Lavorare come assistente universitario in Italia è una sfida impegnativa, la situazione salariale può generare un impatto negativo sulla qualità della formazione e richiedendo interventi da parte delle istituzioni e autorità competenti. Cosa proporrebbe di modificare?

Nonostante lo stipendio basso dei ricercatori, il livello dei nostri ricercatori e ricercatrici rimane eccellente. Lo dimostrano ogni anno gli ottimi risultati nei ranking mondiali. Tuttavia, sempre più giovani scelgono di fare carriera all’estero dove gli stipendi sono più alti e i costi della vita inferiori. Per questo è fondamentale potenziare gli investimenti alla ricerca, anche mediante il rafforzamento della collaborazione con il privato e le istituzioni europee e internazionali. L’Università italiana deve tornare ad essere attrattiva anche in termini di stipendio e possibilità di carriera. In attesa di una riforma nazionale sugli stipendi – necessaria – bisogna avviare un circolo virtuoso partendo dai finanziamenti alla ricerca oggi esistenti.
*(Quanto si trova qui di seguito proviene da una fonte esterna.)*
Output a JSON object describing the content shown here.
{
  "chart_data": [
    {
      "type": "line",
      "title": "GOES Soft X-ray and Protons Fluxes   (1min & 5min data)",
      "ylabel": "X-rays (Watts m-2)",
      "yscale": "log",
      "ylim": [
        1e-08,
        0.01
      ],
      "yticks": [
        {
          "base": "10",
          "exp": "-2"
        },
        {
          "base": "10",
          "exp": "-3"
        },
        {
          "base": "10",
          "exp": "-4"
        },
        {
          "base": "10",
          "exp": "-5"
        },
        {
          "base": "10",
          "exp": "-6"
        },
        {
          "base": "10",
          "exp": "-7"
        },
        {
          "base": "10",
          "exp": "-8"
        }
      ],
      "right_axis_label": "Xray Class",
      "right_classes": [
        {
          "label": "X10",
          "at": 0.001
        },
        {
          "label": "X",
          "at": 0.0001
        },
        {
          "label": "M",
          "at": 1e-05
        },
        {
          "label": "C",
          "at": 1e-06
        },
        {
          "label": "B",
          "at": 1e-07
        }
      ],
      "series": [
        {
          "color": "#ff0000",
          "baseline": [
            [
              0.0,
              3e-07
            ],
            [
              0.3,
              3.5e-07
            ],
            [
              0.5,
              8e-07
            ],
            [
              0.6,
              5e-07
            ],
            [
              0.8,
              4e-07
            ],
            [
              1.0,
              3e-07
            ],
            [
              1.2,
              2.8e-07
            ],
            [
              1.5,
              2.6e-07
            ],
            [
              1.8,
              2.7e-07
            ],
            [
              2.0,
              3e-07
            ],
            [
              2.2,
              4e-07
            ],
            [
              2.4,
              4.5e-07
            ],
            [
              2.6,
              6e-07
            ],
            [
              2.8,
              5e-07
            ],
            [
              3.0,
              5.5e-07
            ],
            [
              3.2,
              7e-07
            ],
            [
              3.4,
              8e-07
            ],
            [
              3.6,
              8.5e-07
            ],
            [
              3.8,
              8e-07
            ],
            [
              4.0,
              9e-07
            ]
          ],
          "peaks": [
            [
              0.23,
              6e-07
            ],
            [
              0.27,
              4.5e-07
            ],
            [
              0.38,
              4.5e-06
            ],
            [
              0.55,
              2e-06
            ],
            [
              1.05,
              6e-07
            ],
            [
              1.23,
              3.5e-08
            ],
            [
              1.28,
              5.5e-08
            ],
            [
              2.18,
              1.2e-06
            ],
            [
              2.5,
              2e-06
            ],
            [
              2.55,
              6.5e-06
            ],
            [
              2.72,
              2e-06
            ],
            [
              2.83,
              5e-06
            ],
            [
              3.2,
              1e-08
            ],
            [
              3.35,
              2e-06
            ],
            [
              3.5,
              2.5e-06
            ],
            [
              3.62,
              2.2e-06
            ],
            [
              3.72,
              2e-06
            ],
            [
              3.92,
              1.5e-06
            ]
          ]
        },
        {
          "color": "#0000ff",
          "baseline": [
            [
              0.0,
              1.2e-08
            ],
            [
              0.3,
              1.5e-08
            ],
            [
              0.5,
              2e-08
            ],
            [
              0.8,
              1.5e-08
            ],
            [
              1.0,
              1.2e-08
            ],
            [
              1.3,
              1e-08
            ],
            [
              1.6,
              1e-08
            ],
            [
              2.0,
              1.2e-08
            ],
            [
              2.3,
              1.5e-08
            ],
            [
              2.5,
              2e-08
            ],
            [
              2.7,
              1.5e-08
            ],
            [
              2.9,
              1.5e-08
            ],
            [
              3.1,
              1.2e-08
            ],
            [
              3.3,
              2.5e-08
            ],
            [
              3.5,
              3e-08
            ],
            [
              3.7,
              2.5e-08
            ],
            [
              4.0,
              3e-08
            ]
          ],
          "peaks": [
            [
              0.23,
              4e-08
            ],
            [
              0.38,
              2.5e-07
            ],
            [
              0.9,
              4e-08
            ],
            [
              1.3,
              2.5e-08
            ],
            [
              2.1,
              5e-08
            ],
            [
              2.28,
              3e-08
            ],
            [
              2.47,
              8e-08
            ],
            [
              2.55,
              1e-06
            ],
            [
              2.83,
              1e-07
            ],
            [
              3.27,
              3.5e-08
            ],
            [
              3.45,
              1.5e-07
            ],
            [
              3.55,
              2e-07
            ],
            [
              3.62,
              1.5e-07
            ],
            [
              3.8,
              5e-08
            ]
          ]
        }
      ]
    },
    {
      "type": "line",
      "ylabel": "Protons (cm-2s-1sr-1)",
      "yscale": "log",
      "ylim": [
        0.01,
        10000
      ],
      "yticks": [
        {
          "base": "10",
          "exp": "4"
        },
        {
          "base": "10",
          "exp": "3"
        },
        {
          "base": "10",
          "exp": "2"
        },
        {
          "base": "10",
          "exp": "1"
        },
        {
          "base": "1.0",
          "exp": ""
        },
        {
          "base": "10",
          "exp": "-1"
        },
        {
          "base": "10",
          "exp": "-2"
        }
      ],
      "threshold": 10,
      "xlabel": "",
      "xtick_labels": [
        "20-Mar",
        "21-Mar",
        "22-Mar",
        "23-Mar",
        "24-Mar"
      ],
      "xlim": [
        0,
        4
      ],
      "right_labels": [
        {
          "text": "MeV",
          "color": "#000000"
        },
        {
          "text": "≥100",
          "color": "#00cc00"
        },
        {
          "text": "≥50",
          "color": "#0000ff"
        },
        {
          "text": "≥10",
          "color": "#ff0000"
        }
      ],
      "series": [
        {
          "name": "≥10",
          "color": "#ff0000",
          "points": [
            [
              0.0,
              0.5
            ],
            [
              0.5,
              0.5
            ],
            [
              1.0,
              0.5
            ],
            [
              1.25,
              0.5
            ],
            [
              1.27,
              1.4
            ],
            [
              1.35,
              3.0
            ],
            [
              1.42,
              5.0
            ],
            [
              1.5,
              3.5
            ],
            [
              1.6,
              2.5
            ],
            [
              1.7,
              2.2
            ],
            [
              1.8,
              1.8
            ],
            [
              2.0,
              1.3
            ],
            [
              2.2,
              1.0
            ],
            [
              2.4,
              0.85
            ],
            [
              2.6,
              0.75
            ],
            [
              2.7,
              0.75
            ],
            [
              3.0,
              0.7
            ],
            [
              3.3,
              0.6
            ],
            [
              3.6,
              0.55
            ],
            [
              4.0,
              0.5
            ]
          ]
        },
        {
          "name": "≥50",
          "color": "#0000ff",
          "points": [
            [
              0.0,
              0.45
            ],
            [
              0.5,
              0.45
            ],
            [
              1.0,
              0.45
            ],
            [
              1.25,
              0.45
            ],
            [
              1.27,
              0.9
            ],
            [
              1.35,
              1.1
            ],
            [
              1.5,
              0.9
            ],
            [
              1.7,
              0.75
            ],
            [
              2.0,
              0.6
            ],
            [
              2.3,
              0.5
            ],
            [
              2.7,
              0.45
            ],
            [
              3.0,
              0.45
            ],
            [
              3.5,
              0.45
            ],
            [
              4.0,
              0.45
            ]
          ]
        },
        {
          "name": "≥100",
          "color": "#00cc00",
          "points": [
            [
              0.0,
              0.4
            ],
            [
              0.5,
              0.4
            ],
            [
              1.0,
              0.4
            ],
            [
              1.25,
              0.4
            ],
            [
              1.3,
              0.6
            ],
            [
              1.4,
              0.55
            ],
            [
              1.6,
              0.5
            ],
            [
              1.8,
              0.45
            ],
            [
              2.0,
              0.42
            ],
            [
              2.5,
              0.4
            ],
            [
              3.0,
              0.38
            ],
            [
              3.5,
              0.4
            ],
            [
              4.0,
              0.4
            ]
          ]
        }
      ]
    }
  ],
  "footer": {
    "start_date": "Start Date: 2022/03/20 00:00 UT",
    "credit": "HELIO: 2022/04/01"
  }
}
Sono sempre più i bandi nazionali e europei – riservati alle eccellenze (come i progetti ERC, FIS, HORIZON) che – se finanziati consentono a loro volta di finanziare contratti di ricerca, con ottimi stipendi.

C’è disparita tra lo stipendio di assistenti e dottorandi uomini e donne?

All’inizio della carriera no: le borse sono identiche per dottorandi e dottorande. Il gap aumenta con le progressioni in carriera e gli scatti stipendiali. Si pensi che all’Università di Milano (cfr. Bilancio di genere Unimi 2022) se tra dottorandi, assegnisti e ricercatori donne e uomini sono rappresentati più o meno al 50%, tra i professori ordinari – titolari dello stipendio più alto – gli uomini sono oltre il 70%. Bisognerà intervenire non solo sugli stipendi, ma anche sulle progressioni in carriera nel rispetto della parità di genere.